Covid-19 vaccine acceptance, hesitancy, and refusal among Canadian healthcare workers: A multicenter survey
Why this work is in the frame
A frame that forgets how it found something cannot be audited. These are the routes that admitted this work.
Bibliographic record
Abstract
BACKGROUND: Determinants of COVID-19 vaccine acceptance among healthcare workers (HCW) remains poorly understood. We assessed HCWs' willingness to be vaccinated and reasons underlying hesitancy. METHODS: Cross-sectional survey across 17 healthcare institutions. HCWs eligible for vaccination (Pfizer-BioNTech mRNA) in December 2020 were invited to receive immunization. Multivariate logistic regression was performed to identify predictors of acceptance. Reasons for refusal among those who never intended to be vaccinated (ie, firm refusers) and those who preferred delaying vaccination (ie, vaccine hesitants) were assessed. RESULTS: Among 2,761 respondents (72% female, average age, 44), 2,233 (80.9%) accepted the vaccine.

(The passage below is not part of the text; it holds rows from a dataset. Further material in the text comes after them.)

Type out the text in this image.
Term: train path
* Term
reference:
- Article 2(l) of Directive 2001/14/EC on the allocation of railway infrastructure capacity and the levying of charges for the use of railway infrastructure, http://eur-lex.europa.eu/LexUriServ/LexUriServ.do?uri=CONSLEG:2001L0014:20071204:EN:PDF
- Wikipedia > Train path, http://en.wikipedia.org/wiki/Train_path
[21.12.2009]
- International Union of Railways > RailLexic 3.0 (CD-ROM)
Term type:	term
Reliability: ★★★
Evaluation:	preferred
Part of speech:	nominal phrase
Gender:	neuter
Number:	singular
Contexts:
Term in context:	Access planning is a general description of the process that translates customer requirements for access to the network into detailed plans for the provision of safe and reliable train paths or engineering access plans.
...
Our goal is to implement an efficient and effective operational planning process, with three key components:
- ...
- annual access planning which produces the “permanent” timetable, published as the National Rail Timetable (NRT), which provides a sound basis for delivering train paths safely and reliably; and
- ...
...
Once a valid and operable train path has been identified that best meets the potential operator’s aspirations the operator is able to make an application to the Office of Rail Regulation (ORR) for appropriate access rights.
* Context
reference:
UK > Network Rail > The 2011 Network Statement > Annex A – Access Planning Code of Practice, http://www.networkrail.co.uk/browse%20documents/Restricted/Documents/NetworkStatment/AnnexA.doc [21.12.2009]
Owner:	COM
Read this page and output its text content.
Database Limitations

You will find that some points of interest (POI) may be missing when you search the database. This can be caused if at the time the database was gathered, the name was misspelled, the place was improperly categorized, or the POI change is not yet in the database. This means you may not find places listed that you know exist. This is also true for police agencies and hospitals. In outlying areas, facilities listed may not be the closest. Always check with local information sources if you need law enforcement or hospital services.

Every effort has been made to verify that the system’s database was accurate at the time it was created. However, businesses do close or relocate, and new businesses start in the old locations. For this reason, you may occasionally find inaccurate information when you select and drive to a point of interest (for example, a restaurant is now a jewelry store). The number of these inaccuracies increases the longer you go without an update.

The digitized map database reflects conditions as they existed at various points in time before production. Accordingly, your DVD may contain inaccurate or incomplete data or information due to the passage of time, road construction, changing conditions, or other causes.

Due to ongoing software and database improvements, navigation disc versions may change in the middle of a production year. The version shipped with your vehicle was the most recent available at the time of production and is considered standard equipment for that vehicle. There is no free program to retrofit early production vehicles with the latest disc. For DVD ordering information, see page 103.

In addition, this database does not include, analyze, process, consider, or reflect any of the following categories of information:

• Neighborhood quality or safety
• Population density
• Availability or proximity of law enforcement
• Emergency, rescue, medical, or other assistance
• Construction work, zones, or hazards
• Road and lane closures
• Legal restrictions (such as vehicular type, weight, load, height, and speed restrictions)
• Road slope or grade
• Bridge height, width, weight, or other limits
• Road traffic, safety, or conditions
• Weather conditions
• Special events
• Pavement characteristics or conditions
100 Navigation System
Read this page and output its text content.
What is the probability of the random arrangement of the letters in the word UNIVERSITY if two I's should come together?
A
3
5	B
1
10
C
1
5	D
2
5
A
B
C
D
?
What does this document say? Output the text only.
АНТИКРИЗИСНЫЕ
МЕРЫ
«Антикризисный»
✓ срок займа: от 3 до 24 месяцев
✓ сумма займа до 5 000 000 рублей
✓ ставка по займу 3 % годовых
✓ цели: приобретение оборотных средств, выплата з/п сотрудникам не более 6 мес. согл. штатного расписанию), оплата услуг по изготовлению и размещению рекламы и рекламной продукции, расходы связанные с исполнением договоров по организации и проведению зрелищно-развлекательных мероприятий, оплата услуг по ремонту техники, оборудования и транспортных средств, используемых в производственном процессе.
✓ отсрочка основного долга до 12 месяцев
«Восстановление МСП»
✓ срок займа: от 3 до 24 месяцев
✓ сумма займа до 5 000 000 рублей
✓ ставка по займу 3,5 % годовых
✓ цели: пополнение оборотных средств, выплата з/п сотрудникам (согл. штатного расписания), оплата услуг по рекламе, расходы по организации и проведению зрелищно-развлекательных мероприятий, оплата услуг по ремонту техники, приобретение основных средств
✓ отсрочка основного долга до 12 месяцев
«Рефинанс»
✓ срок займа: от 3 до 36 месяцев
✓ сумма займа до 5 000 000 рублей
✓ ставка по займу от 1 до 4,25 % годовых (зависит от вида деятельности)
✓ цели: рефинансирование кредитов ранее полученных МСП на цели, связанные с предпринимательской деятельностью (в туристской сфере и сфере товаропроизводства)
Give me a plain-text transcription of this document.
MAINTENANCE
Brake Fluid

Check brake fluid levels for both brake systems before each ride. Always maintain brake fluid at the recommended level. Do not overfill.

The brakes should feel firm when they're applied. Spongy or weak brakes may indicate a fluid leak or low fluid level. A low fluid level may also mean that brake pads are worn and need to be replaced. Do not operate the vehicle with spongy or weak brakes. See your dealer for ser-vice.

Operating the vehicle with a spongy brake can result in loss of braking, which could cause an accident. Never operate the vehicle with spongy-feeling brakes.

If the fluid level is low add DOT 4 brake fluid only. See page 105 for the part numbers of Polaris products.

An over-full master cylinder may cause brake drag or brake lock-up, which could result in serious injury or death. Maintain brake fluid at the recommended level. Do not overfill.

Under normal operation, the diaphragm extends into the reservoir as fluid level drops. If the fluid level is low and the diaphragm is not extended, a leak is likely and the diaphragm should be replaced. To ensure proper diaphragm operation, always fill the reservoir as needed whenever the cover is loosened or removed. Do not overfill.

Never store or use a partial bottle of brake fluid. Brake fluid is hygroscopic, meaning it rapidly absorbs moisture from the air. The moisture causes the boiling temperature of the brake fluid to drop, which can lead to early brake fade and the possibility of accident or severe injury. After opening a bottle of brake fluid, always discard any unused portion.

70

Physicians, environmental services workers and healthcare managers were more likely to accept vaccination compared to nurses. Male sex, age over 50, rehabilitation center workers, and occupational COVID-19 exposure were independently associated with vaccine acceptance by multivariate analysis. Factors for refusal included vaccine novelty, wanting others to receive it first, and insufficient time for decision-making. Among those who declined, 74% reported they may accept future vaccination. Vaccine firm refusers were more likely than vaccine hesitants to distrust pharmaceutical companies and to prefer developing a natural immunity by getting COVID-19. CONCLUSIONS: Vaccine hesitancy exists among HCWs. Our findings provide useful information to plan future interventions and improve acceptance.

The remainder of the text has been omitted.